PMCA1 Il plasmide di attivazione CRISPR (h) fornisce un approccio mirato e non distruttivo per sovraregolare l'espressione endogena di ATP2B1 senza alterare la sequenza di DNA sottostante.
PMCA1 Il plasmide di attivazione CRISPR (h) è un sistema SAM (mediatore di attivazione sinergico) a tre plasmidi progettato per la sovraregolazione trascrizionale altamente efficiente e sito-specifica del locus ATP2B1 nelle linee cellulari umane. Il sistema è costruito attorno a una Cas9 cataliticamente inattiva (dCas9) che porta due mutazioni inattivanti (D10A e N863A) che eliminano l'attività nucleasica preservando al contempo il legame con il DNA. Questa dCas9 è fusa con VP64, un potente attivatore trascrizionale, ed è coespressa con un gene di resistenza alla blasticidina per la selezione. Il secondo plasmide codifica la proteina di fusione MS2-p65-HSF1, un complesso attivatore secondario che agisce in sinergia con dCas9-VP64, insieme a un gene di resistenza all'igromicina. Il terzo plasmide codifica un sgRNA specifico per il bersaglio di 20 nt fuso a due aptameri di RNA MS2 che reclutano il complesso MS2-p65-HSF1 nel sito di attivazione, accompagnato da un gene di resistenza alla puromicina.

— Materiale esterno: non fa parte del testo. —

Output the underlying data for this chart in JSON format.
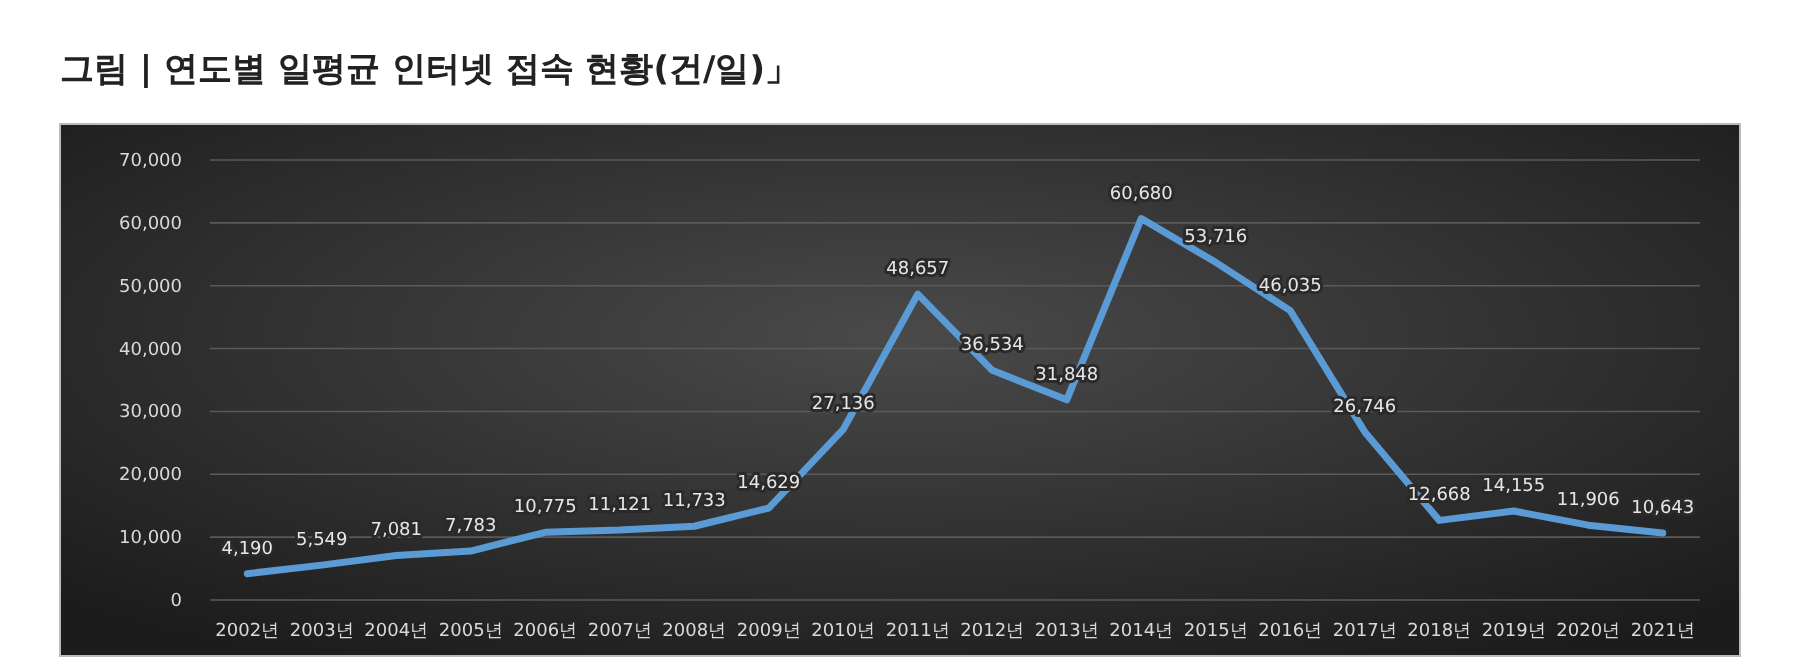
{
  "chart_data": {
    "type": "line",
    "title": "그림 | 연도별 일평균 인터넷 접속 현황(건/일)」",
    "categories": [
      "2002년",
      "2003년",
      "2004년",
      "2005년",
      "2006년",
      "2007년",
      "2008년",
      "2009년",
      "2010년",
      "2011년",
      "2012년",
      "2013년",
      "2014년",
      "2015년",
      "2016년",
      "2017년",
      "2018년",
      "2019년",
      "2020년",
      "2021년"
    ],
    "series": [
      {
        "color": "#5b9bd5",
        "values": [
          4190,
          5549,
          7081,
          7783,
          10775,
          11121,
          11733,
          14629,
          27136,
          48657,
          36534,
          31848,
          60680,
          53716,
          46035,
          26746,
          12668,
          14155,
          11906,
          10643
        ],
        "value_labels": [
          "4,190",
          "5,549",
          "7,081",
          "7,783",
          "10,775",
          "11,121",
          "11,733",
          "14,629",
          "27,136",
          "48,657",
          "36,534",
          "31,848",
          "60,680",
          "53,716",
          "46,035",
          "26,746",
          "12,668",
          "14,155",
          "11,906",
          "10,643"
        ]
      }
    ],
    "ylim": [
      0,
      70000
    ],
    "yticks": [
      0,
      {
        "value": 10000,
        "label": "10,000"
      },
      {
        "value": 20000,
        "label": "20,000"
      },
      {
        "value": 30000,
        "label": "30,000"
      },
      {
        "value": 40000,
        "label": "40,000"
      },
      {
        "value": 50000,
        "label": "50,000"
      },
      {
        "value": 60000,
        "label": "60,000"
      },
      {
        "value": 70000,
        "label": "70,000"
      }
    ],
    "grid": "y",
    "marker": "none",
    "line_style": "solid"
  }
}
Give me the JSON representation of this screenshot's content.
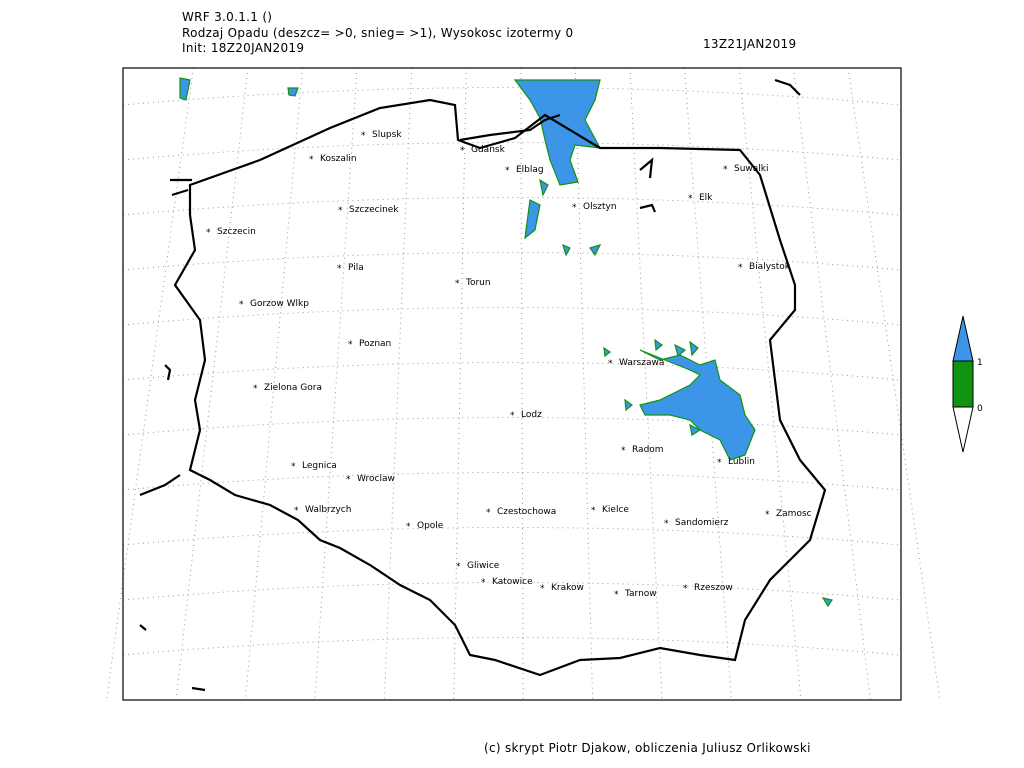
{
  "header": {
    "model": "WRF 3.0.1.1 ()",
    "title": "Rodzaj Opadu (deszcz= >0, snieg= >1), Wysokosc izotermy 0",
    "init": "Init: 18Z20JAN2019",
    "valid": "13Z21JAN2019"
  },
  "footer": {
    "credit": "(c) skrypt Piotr Djakow, obliczenia Juliusz Orlikowski"
  },
  "legend": {
    "labels": [
      "1",
      "0"
    ],
    "colors": {
      "snow": "#3d95e8",
      "rain": "#119211",
      "none": "#ffffff"
    }
  },
  "cities": [
    "Slupsk",
    "Koszalin",
    "Gdansk",
    "Elblag",
    "Suwalki",
    "Szczecinek",
    "Olsztyn",
    "Elk",
    "Szczecin",
    "Pila",
    "Torun",
    "Bialystok",
    "Gorzow Wlkp",
    "Poznan",
    "Warszawa",
    "Zielona Gora",
    "Lodz",
    "Radom",
    "Lublin",
    "Legnica",
    "Wroclaw",
    "Walbrzych",
    "Opole",
    "Czestochowa",
    "Kielce",
    "Sandomierz",
    "Zamosc",
    "Gliwice",
    "Katowice",
    "Krakow",
    "Tarnow",
    "Rzeszow"
  ]
}
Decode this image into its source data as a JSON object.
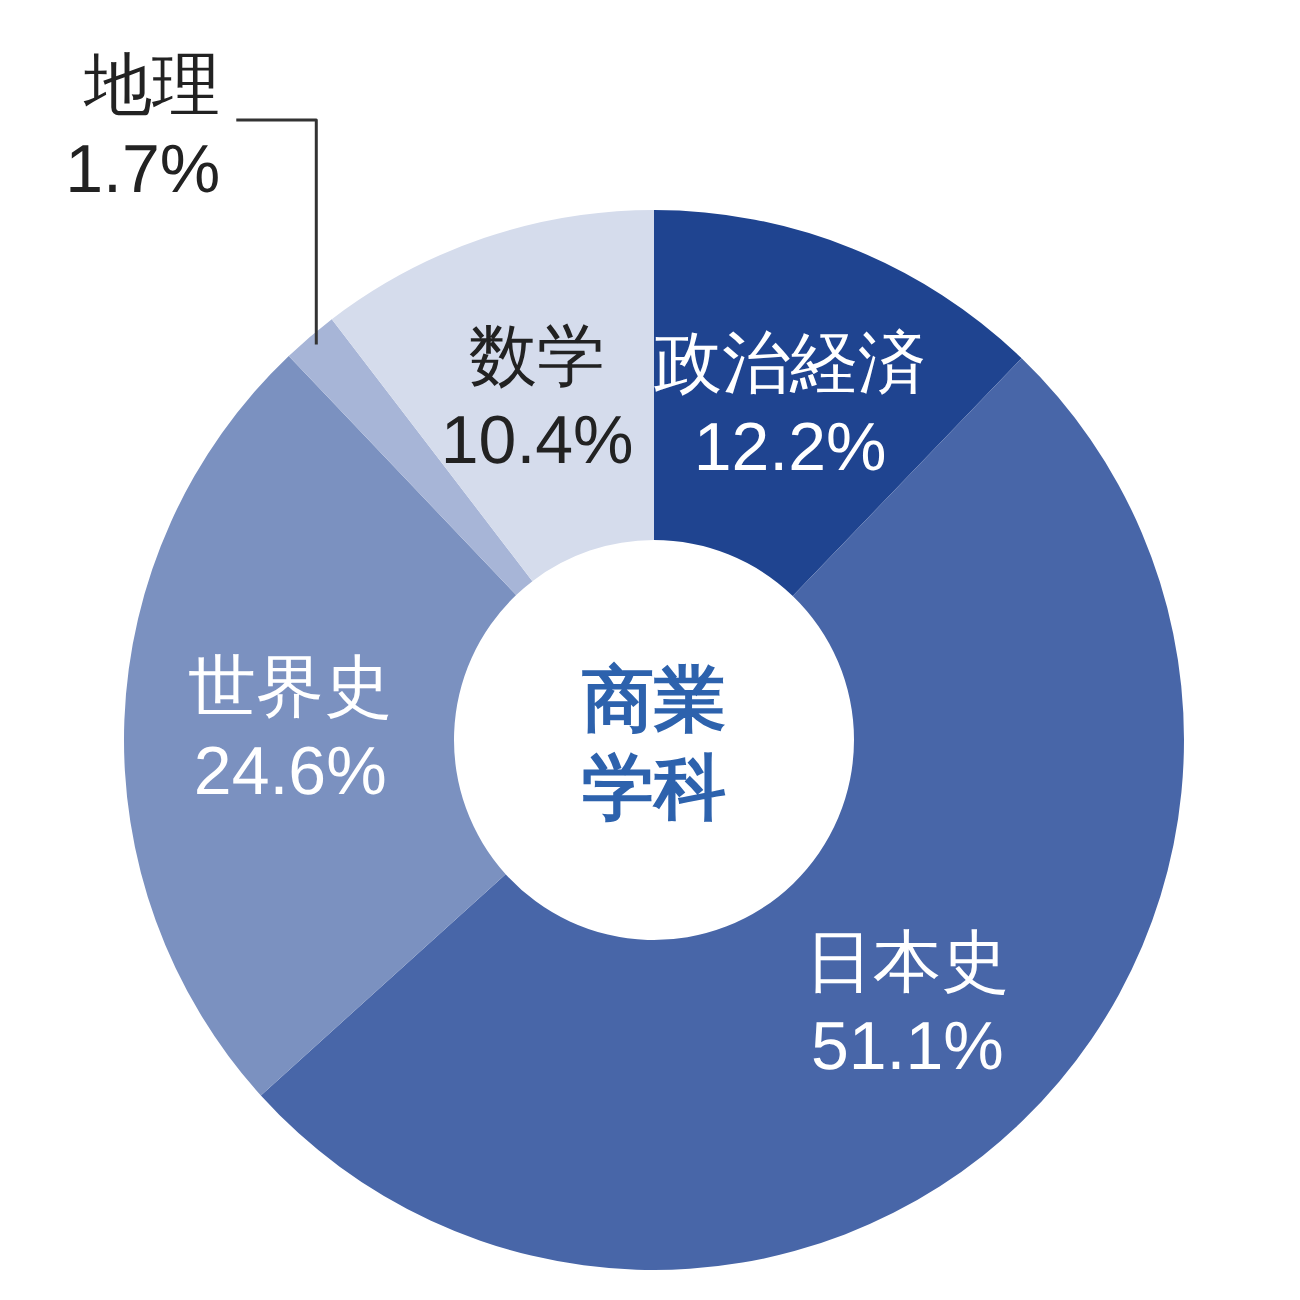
{
  "chart_data": {
    "type": "donut",
    "title": "商業学科",
    "categories": [
      "政治経済",
      "日本史",
      "世界史",
      "地理",
      "数学"
    ],
    "values": [
      12.2,
      51.1,
      24.6,
      1.7,
      10.4
    ],
    "value_labels": [
      "12.2%",
      "51.1%",
      "24.6%",
      "1.7%",
      "10.4%"
    ],
    "colors": [
      "#1f4490",
      "#4866a8",
      "#7b91c0",
      "#a7b5d7",
      "#d5dcec"
    ]
  }
}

I tre plasmidi vengono somministrati in un rapporto di massa 1:1:1 per un'espressione bilanciata di tutti i componenti del sistema.
Una volta assemblato nel locus bersaglio, il complesso SAM si lega a circa 200 bp a monte del sito di inizio della trascrizione ATP2B1, dove VP64, p65 e HSF1 agiscono in modo concertato per reclutare il machinery trascrizionale e guidare la sovraregolazione dell'espressione endogena di PMCA1. A differenza della Cas9 con attività nucleasica, dCas9 non introduce rotture a doppio filamento né modifica la sequenza genomica, preservando il locus ATP2B1 nativo e consentendo lo studio delle risposte trascrizionali dipendenti da PMCA1 nel locus endogeno, rendendolo uno strumento prezioso per studi funzionali, l'identificazione di geni bersaglio e la modellizzazione del ripristino della via PMCA1 nelle cellule tumorali con espressione di ATP2B1 silenziata o ridotta.
Solo per uso di ricerca. Non destinato a uso diagnostico o terapeutico.